The Austin, Tex., startup was formed to help turn the software into the next big thing for storing and analyzing vast amounts of data. Riptano this week is announcing an initial funding round, a $2.7 million infusion from Lightspeed Venture Partners, Sequoia Capital and private investor Jason Calacanis. Rackspace Hosting, another early supporter of the technology, is also an investor.
Apache Cassandra, the software’s more formal name, was originally developed at Facebook to power a feature that lets users search their inboxes. The social network then released the code in 2008 to be improved and refined by other developers, under the popular process known as open source.
That effort is overseen by the Apache Software Foundation, best known for a popular Web server program. Riptano plans to be a commercial distributor, offering support and other add-ons for companies that want help in using the software.
What’s so special about Cassandra? It is not a relational database, the variety popularized by companies like Oracle that are widely used for running high-volume financial transactions. That software tends to run best on large, powerful servers, says Matt Pfeil, Riptano’s CEO and co-founder.

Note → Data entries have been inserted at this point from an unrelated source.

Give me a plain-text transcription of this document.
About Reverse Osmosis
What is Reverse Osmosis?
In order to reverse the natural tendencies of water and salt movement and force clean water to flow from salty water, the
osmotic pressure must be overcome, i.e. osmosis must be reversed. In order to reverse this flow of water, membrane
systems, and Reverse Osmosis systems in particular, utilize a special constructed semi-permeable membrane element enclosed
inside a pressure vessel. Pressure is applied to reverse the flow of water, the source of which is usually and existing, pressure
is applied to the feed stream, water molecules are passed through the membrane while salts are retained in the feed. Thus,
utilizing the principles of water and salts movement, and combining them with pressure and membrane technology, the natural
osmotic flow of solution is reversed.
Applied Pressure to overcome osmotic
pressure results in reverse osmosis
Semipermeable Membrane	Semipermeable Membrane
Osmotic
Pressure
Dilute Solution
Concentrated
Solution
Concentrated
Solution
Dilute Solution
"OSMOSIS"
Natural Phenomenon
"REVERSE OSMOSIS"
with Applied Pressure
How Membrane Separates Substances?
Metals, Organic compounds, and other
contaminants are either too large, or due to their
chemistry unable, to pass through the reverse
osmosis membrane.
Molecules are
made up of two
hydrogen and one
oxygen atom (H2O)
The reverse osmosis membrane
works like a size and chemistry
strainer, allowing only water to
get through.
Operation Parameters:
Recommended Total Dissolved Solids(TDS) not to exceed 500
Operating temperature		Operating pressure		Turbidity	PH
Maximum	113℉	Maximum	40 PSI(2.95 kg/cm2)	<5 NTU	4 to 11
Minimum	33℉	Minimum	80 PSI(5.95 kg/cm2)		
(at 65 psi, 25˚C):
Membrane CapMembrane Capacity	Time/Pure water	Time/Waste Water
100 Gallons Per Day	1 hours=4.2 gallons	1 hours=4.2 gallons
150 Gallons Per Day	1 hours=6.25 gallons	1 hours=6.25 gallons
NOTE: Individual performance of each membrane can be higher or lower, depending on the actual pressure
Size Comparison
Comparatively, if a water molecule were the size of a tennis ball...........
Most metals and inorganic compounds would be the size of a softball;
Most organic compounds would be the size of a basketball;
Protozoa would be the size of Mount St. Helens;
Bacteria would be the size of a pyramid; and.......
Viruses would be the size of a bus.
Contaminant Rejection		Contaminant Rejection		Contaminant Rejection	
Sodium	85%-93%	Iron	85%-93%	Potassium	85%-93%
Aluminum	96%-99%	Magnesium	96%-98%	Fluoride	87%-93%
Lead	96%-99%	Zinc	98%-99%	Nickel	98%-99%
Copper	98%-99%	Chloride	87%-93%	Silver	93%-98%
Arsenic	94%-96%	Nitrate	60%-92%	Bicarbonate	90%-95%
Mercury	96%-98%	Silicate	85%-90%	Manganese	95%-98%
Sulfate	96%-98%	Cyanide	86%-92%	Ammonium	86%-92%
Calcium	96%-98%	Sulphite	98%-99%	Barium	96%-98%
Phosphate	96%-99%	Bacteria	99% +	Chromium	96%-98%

Cassandra, by contrast, was designed to keep up with huge volumes of data generated at websites, borrowing from some of the best elements of databases created by Google and Amazon. The idea is to spread information across hundreds or thousands of inexpensive servers–any one of which can crash without disrupting operations. “Hardware always fails,” Pfeil says.
Users of the software include such high-volume websites as Twitter, Digg, Mahalo and Reddit. It should be noted that Twitter reversed an earlier plan to use Cassandra as the central repository of tweets, though still plans to use the software; Digg also had some technical issues with a version of its service that made use of Cassandra, though people at the company blame other factors for the problems.